Al fin hubo una manifestación pública en la que los ilustres, que no habían vuelto a mencionar los sucesos pasados, por temor a que las palabras tuvieran el efecto mágico de convocar nuevos males, afirmaron su beneplácito por haber desterrado al genio ciclotímico de la dictadura.
Unos meses más tarde regresó el encargado de gobierno, Frutos Mejía, acompañado de una fastuosa comitiva de europeos en la que se destacaba un garboso príncipe de Francia, que portaba una valija repleta de pañuelos madrases para repartir entre las damas de Santa Gracia, por sugerencia de Mejía, quien le había afirmado que aquellas agradecían con holgura los regalos exóticos.
Los santagracianos, que por esos días habían depuesto la casi totalidad de sus odios, estuvieron muy animados y le tributaron al príncipe una feliz permanencia, esperanzados en que éste, cuando regresara a su patria, se llevaría como el mejor de los regalos, su corazón grabado con los más lisonjeros recuerdos de la ciudad y del afable comportamiento de sus ciudadanos.
Pero, aún quedaba una incógnita por resolver.

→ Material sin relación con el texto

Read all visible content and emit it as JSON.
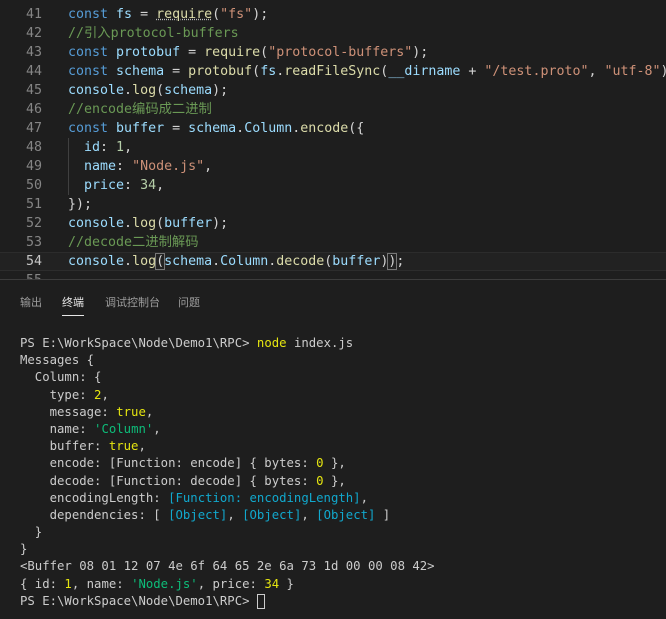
{
  "editor": {
    "lines": [
      {
        "no": "41",
        "tokens": [
          [
            "k",
            "const "
          ],
          [
            "v",
            "fs"
          ],
          [
            "p",
            " = "
          ],
          [
            "fsq",
            "require"
          ],
          [
            "p",
            "("
          ],
          [
            "s",
            "\"fs\""
          ],
          [
            "p",
            ");"
          ]
        ]
      },
      {
        "no": "42",
        "tokens": [
          [
            "c",
            "//引入protocol-buffers"
          ]
        ]
      },
      {
        "no": "43",
        "tokens": [
          [
            "k",
            "const "
          ],
          [
            "v",
            "protobuf"
          ],
          [
            "p",
            " = "
          ],
          [
            "f",
            "require"
          ],
          [
            "p",
            "("
          ],
          [
            "s",
            "\"protocol-buffers\""
          ],
          [
            "p",
            ");"
          ]
        ]
      },
      {
        "no": "44",
        "tokens": [
          [
            "k",
            "const "
          ],
          [
            "v",
            "schema"
          ],
          [
            "p",
            " = "
          ],
          [
            "f",
            "protobuf"
          ],
          [
            "p",
            "("
          ],
          [
            "v",
            "fs"
          ],
          [
            "p",
            "."
          ],
          [
            "f",
            "readFileSync"
          ],
          [
            "p",
            "("
          ],
          [
            "v",
            "__dirname"
          ],
          [
            "p",
            " + "
          ],
          [
            "s",
            "\"/test.proto\""
          ],
          [
            "p",
            ", "
          ],
          [
            "s",
            "\"utf-8\""
          ],
          [
            "p",
            "));"
          ]
        ]
      },
      {
        "no": "45",
        "tokens": [
          [
            "v",
            "console"
          ],
          [
            "p",
            "."
          ],
          [
            "f",
            "log"
          ],
          [
            "p",
            "("
          ],
          [
            "v",
            "schema"
          ],
          [
            "p",
            ");"
          ]
        ]
      },
      {
        "no": "46",
        "tokens": [
          [
            "c",
            "//encode编码成二进制"
          ]
        ]
      },
      {
        "no": "47",
        "tokens": [
          [
            "k",
            "const "
          ],
          [
            "v",
            "buffer"
          ],
          [
            "p",
            " = "
          ],
          [
            "v",
            "schema"
          ],
          [
            "p",
            "."
          ],
          [
            "v",
            "Column"
          ],
          [
            "p",
            "."
          ],
          [
            "f",
            "encode"
          ],
          [
            "p",
            "({"
          ]
        ]
      },
      {
        "no": "48",
        "tokens": [
          [
            "p",
            "  "
          ],
          [
            "v",
            "id"
          ],
          [
            "p",
            ": "
          ],
          [
            "n",
            "1"
          ],
          [
            "p",
            ","
          ]
        ]
      },
      {
        "no": "49",
        "tokens": [
          [
            "p",
            "  "
          ],
          [
            "v",
            "name"
          ],
          [
            "p",
            ": "
          ],
          [
            "s",
            "\"Node.js\""
          ],
          [
            "p",
            ","
          ]
        ]
      },
      {
        "no": "50",
        "tokens": [
          [
            "p",
            "  "
          ],
          [
            "v",
            "price"
          ],
          [
            "p",
            ": "
          ],
          [
            "n",
            "34"
          ],
          [
            "p",
            ","
          ]
        ]
      },
      {
        "no": "51",
        "tokens": [
          [
            "p",
            "});"
          ]
        ]
      },
      {
        "no": "52",
        "tokens": [
          [
            "v",
            "console"
          ],
          [
            "p",
            "."
          ],
          [
            "f",
            "log"
          ],
          [
            "p",
            "("
          ],
          [
            "v",
            "buffer"
          ],
          [
            "p",
            ");"
          ]
        ]
      },
      {
        "no": "53",
        "tokens": [
          [
            "c",
            "//decode二进制解码"
          ]
        ]
      },
      {
        "no": "54",
        "tokens": [
          [
            "v",
            "console"
          ],
          [
            "p",
            "."
          ],
          [
            "f",
            "log"
          ],
          [
            "b",
            "("
          ],
          [
            "v",
            "schema"
          ],
          [
            "p",
            "."
          ],
          [
            "v",
            "Column"
          ],
          [
            "p",
            "."
          ],
          [
            "f",
            "decode"
          ],
          [
            "p",
            "("
          ],
          [
            "v",
            "buffer"
          ],
          [
            "p",
            ")"
          ],
          [
            "b",
            ")"
          ],
          [
            "p",
            ";"
          ]
        ]
      },
      {
        "no": "55",
        "tokens": []
      }
    ],
    "active_line": "54"
  },
  "panel": {
    "tabs": [
      {
        "label": "输出",
        "active": false
      },
      {
        "label": "终端",
        "active": true
      },
      {
        "label": "调试控制台",
        "active": false
      },
      {
        "label": "问题",
        "active": false
      }
    ]
  },
  "terminal": {
    "lines": [
      [
        [
          "p",
          "PS E:\\WorkSpace\\Node\\Demo1\\RPC> "
        ],
        [
          "y",
          "node"
        ],
        [
          "p",
          " index.js"
        ]
      ],
      [
        [
          "p",
          "Messages {"
        ]
      ],
      [
        [
          "p",
          "  Column: {"
        ]
      ],
      [
        [
          "p",
          "    type: "
        ],
        [
          "y",
          "2"
        ],
        [
          "p",
          ","
        ]
      ],
      [
        [
          "p",
          "    message: "
        ],
        [
          "y",
          "true"
        ],
        [
          "p",
          ","
        ]
      ],
      [
        [
          "p",
          "    name: "
        ],
        [
          "g",
          "'Column'"
        ],
        [
          "p",
          ","
        ]
      ],
      [
        [
          "p",
          "    buffer: "
        ],
        [
          "y",
          "true"
        ],
        [
          "p",
          ","
        ]
      ],
      [
        [
          "p",
          "    encode: [Function: encode] { bytes: "
        ],
        [
          "y",
          "0"
        ],
        [
          "p",
          " },"
        ]
      ],
      [
        [
          "p",
          "    decode: [Function: decode] { bytes: "
        ],
        [
          "y",
          "0"
        ],
        [
          "p",
          " },"
        ]
      ],
      [
        [
          "p",
          "    encodingLength: "
        ],
        [
          "c",
          "[Function: encodingLength]"
        ],
        [
          "p",
          ","
        ]
      ],
      [
        [
          "p",
          "    dependencies: [ "
        ],
        [
          "c",
          "[Object]"
        ],
        [
          "p",
          ", "
        ],
        [
          "c",
          "[Object]"
        ],
        [
          "p",
          ", "
        ],
        [
          "c",
          "[Object]"
        ],
        [
          "p",
          " ]"
        ]
      ],
      [
        [
          "p",
          "  }"
        ]
      ],
      [
        [
          "p",
          "}"
        ]
      ],
      [
        [
          "p",
          "<Buffer 08 01 12 07 4e 6f 64 65 2e 6a 73 1d 00 00 08 42>"
        ]
      ],
      [
        [
          "p",
          "{ id: "
        ],
        [
          "y",
          "1"
        ],
        [
          "p",
          ", name: "
        ],
        [
          "g",
          "'Node.js'"
        ],
        [
          "p",
          ", price: "
        ],
        [
          "y",
          "34"
        ],
        [
          "p",
          " }"
        ]
      ],
      [
        [
          "p",
          "PS E:\\WorkSpace\\Node\\Demo1\\RPC> "
        ],
        [
          "cursor",
          ""
        ]
      ]
    ]
  }
}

Se trataba de la reacción futura de la gente frente a esos niños que llevaban sus madres de la mano, reconocidos como hijos de Morillo y de algunos oficiales del ejército español, porque luego se supo que las jóvenes se habían marchado voluntariamente con ellos para seguir disfrutando del amor eterno que les prometieron a cambio de lo que “las de negro” siempre calificaron de violación.
“Las de negro”, que ya habían hecho un estudio detallado acerca de ese asunto, dijeron, a manera de corolario:
-Cierto, son los hijos del verdugo, pero también llevan nuestra sangre, y por ello no podemos despreciarlos, pues no debe quedar duda de que la sangre de los sentimientos tiñe más que la derramada en mil combates.